North America, Argentina, Brazil seen well positioned as 2022 fertilizer scarcity may turn to 2023 food shortages
Fertilizer demand will remain strong as farmers across the world race to get nutrients for their corn, sugar, wheat and other crops, with pending decisions in China expected by mid-year on whether to resume exports playing a key role in the uncertainty over supplies, North American fertilizer executives recently said.
North American farmers have secured all fertilizer needed to increase production, other than some rail disruptions that came as domestic orders surged with farmers seeking to cash on recent sharp increases in food prices.
Third world countries not as organized and who rely on fertilizer imports may need to resort in 2023 to more grain imports from North America, Argentina, Brazil, and to a lesser degree India and Australia, executives from leading North American fertilizer producer CF Industries said.
Fertilizer production capacity coming online may bring relief later in 2022, one executive from Mosaic wrote in a report.
The Russia-Ukraine conflict will keep pressure on fertilizer prices for as long as it lasts. Russian fertilizer exports are constrained by sanctions and costlier shipping. Russia and China restricted fertilizer exports since late last year to give priority to their own agriculture needs.
Argentina, Brazil, U.S.
“Third world countries that are planting non-dollar denominated exportable products probably will have yield impacts that will require food imports. That´s still to happen,” said Bert Frost, senior vice president for sales and market development at CF Industries on May 5, during an earnings discussion.

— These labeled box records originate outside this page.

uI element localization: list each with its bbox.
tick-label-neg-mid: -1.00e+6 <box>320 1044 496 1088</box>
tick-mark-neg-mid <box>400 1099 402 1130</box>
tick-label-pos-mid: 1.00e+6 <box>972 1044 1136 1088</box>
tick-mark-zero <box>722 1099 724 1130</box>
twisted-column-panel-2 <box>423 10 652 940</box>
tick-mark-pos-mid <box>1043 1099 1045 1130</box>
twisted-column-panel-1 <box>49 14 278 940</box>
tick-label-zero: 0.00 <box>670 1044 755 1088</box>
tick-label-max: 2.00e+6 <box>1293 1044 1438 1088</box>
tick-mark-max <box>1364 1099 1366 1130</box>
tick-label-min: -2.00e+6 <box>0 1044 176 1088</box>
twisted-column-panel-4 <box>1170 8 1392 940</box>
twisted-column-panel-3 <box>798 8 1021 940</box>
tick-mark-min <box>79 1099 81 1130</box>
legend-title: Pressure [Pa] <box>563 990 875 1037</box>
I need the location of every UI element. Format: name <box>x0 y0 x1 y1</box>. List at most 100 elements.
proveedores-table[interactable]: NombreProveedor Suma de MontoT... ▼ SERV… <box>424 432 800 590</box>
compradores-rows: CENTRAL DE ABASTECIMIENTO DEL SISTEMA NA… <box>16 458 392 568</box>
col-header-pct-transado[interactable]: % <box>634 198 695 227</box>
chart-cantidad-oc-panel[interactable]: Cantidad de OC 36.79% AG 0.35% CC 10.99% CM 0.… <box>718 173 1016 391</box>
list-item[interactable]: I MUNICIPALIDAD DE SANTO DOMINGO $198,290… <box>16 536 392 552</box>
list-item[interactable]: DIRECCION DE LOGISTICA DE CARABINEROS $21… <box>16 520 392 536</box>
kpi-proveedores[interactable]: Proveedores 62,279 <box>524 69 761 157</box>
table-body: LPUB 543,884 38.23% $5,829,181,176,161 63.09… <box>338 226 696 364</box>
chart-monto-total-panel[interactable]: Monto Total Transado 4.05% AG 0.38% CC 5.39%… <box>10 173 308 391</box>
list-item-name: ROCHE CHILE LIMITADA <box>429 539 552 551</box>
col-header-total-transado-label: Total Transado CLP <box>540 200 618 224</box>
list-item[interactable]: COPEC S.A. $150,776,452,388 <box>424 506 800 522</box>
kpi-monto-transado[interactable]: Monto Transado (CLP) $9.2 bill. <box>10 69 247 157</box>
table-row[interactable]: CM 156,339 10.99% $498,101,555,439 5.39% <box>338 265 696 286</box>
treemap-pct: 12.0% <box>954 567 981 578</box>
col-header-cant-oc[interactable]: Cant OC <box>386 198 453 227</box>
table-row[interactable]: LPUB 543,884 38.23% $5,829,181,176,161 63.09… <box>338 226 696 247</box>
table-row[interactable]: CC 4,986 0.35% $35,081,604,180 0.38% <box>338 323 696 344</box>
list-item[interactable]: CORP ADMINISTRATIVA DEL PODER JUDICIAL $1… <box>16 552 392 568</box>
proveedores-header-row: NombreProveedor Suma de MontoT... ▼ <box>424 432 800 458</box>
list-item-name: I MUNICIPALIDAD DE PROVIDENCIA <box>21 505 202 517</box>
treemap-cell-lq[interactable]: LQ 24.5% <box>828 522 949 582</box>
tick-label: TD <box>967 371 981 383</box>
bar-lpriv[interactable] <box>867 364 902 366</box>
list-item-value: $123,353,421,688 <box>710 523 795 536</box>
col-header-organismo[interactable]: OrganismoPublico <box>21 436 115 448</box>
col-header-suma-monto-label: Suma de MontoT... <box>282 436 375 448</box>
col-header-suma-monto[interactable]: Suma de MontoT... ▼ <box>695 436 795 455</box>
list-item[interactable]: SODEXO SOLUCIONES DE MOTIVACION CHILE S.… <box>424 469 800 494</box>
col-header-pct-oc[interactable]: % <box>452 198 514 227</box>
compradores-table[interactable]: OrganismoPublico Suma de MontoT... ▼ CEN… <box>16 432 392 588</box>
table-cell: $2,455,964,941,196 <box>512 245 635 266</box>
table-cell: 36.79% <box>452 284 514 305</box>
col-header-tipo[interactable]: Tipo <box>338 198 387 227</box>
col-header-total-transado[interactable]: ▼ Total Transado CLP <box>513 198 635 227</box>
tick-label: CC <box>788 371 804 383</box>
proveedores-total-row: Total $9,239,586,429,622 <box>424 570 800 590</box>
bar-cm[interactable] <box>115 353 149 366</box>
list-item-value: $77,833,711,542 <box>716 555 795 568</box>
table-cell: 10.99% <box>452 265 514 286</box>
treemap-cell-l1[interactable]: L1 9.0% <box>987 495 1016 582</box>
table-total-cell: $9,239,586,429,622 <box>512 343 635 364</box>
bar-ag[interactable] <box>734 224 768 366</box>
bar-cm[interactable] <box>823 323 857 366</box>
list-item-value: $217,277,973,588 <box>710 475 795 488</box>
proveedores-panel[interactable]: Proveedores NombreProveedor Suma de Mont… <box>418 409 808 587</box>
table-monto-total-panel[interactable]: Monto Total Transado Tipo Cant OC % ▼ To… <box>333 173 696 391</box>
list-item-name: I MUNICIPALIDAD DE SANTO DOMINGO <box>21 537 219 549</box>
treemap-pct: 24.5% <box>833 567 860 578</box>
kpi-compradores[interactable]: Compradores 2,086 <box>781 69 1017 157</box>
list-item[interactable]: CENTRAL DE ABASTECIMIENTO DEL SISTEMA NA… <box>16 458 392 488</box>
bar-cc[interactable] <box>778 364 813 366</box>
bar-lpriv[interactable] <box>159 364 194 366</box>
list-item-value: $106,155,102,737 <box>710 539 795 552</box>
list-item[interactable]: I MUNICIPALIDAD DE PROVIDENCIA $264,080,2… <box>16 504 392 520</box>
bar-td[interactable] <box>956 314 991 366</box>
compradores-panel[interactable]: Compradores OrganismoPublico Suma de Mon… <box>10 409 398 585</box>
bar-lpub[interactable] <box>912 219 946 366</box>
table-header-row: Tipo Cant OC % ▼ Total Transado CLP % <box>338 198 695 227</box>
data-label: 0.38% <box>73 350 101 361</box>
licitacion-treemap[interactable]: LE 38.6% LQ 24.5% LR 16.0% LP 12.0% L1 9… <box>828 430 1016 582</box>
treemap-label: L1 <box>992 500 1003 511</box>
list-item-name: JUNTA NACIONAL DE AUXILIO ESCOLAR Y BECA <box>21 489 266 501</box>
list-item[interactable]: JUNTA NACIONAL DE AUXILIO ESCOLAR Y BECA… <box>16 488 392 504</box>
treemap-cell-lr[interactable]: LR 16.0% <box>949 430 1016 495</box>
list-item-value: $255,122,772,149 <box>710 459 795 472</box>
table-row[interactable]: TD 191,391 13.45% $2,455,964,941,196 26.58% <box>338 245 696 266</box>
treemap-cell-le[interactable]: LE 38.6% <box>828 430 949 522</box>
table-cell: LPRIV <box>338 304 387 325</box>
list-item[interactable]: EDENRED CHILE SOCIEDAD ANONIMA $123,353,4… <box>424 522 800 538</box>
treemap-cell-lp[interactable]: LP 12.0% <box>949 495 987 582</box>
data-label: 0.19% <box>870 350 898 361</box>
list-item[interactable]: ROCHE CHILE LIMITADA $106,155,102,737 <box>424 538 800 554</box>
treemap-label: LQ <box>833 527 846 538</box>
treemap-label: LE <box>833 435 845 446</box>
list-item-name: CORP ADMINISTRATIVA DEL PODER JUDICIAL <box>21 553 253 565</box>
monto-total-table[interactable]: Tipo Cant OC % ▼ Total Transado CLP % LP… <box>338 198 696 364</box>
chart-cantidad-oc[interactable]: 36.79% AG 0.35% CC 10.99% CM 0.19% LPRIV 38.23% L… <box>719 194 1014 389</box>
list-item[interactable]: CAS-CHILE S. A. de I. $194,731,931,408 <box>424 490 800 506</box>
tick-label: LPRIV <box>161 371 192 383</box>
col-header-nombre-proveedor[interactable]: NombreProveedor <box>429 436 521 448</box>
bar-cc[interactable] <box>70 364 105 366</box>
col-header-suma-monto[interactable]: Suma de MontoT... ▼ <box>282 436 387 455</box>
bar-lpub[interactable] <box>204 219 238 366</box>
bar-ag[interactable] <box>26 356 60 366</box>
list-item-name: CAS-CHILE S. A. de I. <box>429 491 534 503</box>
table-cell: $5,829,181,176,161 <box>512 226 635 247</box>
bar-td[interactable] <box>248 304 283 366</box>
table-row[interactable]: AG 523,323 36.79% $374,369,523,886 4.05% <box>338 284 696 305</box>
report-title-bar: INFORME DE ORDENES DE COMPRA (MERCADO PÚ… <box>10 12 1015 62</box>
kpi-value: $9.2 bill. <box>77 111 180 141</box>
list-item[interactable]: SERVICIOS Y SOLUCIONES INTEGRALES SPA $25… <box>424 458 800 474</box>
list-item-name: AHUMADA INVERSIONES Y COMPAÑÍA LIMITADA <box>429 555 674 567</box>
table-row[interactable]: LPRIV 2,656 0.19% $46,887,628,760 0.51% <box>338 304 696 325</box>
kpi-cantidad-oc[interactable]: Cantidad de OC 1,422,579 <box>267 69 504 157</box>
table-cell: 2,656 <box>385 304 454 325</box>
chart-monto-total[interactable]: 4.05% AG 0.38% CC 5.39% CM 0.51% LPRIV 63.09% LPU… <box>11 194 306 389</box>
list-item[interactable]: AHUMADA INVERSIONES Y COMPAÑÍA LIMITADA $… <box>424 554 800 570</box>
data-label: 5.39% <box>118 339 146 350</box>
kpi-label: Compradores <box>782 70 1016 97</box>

“Global grains stocks remain extremely low, an issue that has become amplified because of Russia’s invasion of Ukraine. We think it will take at least 2-3 years to replenish global grains stocks,” the company said in press release on May 4.
Even countries with organized agriculture industries will face difficulties and pay more for scarce fertilizer supplies.
“The Company believes that fertilizer trade flows to Brazil will be among the most affected by the barriers to export of fertilizer products from Russia, with more than 90% of ammonium nitrate imported into Brazil in recent years having originated from Russia,” CF Industries said.
“Purchasers in Brazil may substitute other nitrogen fertilizers” for ammonium nitrate, it added.
In North America “production returns in 2022 on all crops are forecast to be historically high despite high input costs,” it said.
Urea exports from China are expected to be limited through at least the first half of 2022.
Mosaic sees prices easing
Mosaic, based in Tampa, Florida, mines, produces, and distributes potash, and urea. Andy Jung, Mosaic´s vice president of market and strategic analysis, said in a February report that he sees some fertilizer prices easing.
“For nitrogen, there is a clear path forward to prices trending downward in 2022 as shuttered facilities come back online to add supply to the global market. There is also new capacity slated for commissioning in 2022. Since nitrogen is a major component of phosphate fertilizers, we should see the lower pricing of nitrogen pass through to phosphate,” Jung said.
Mosaic will bring more supply to cover disruptions at several mines.
Ammonia and sulfur saw on-year price increases of 313% and 194%, respectively in 2021 compared with 2020, he said.
Supply will depend on China, he said. China restricted fertilizer exports late last year. China accounts for between a quarter and a third of global phosphate exports, according to Jung.
CF Industries bullish
CF Industries, based in Deerfield, Illinois, saw a January-March 2022 windfall with a “quarterly record” adjusted EBITDA of $1.65 billion.
The cash enabled dividend hikes, helped redeem debt ahead of maturity, as well as to continue a plan of share re-purchases and even contemplate a net-zero joint venture for a new ammonia plant with carbon capture.
“We expect the global nitrogen supply and demand balance to remain tight for the foreseeable future. Nitrogen demand will continue to be underpinned by the world´s need to replenish global grain stocks,” said Tony Will, CEO of CF Industries, on May 5.
“We believe it will take at least two years and possibly longer to accomplish this,” added Will, CEO of CF Industries.
“We expect nitrogen supply to remain tight with the marginal ton being very high cost. Russia´s invasion of Ukraine has exacerbated both demand and supply situations,” he added.
Global food security challenged
Nutrien, a Saskatoon, Saskatchewan, Canada fertilizer producer, said on May 2 that prices for key crops such as corn, soybean and wheat are 50% to 90% above the ten-year average and that this motivates growers to increase production.
The Food Price Index of the United Nation´s Food and Agriculture Organization, a measure of monthly change in prices of a basket of food commodities, reached an all-time high in March, easing just slightly in April, according to a May 6 press release.
“Food prices remain close to their recent highs, reflecting persistent market tightness and posing a challenge to global food security for the most vulnerable,” said FAO´s economist Maximo Torero.
In 2021 there were some weather events that curbed fertilizer production. Executives anticipated shortages back in Nov. 2021.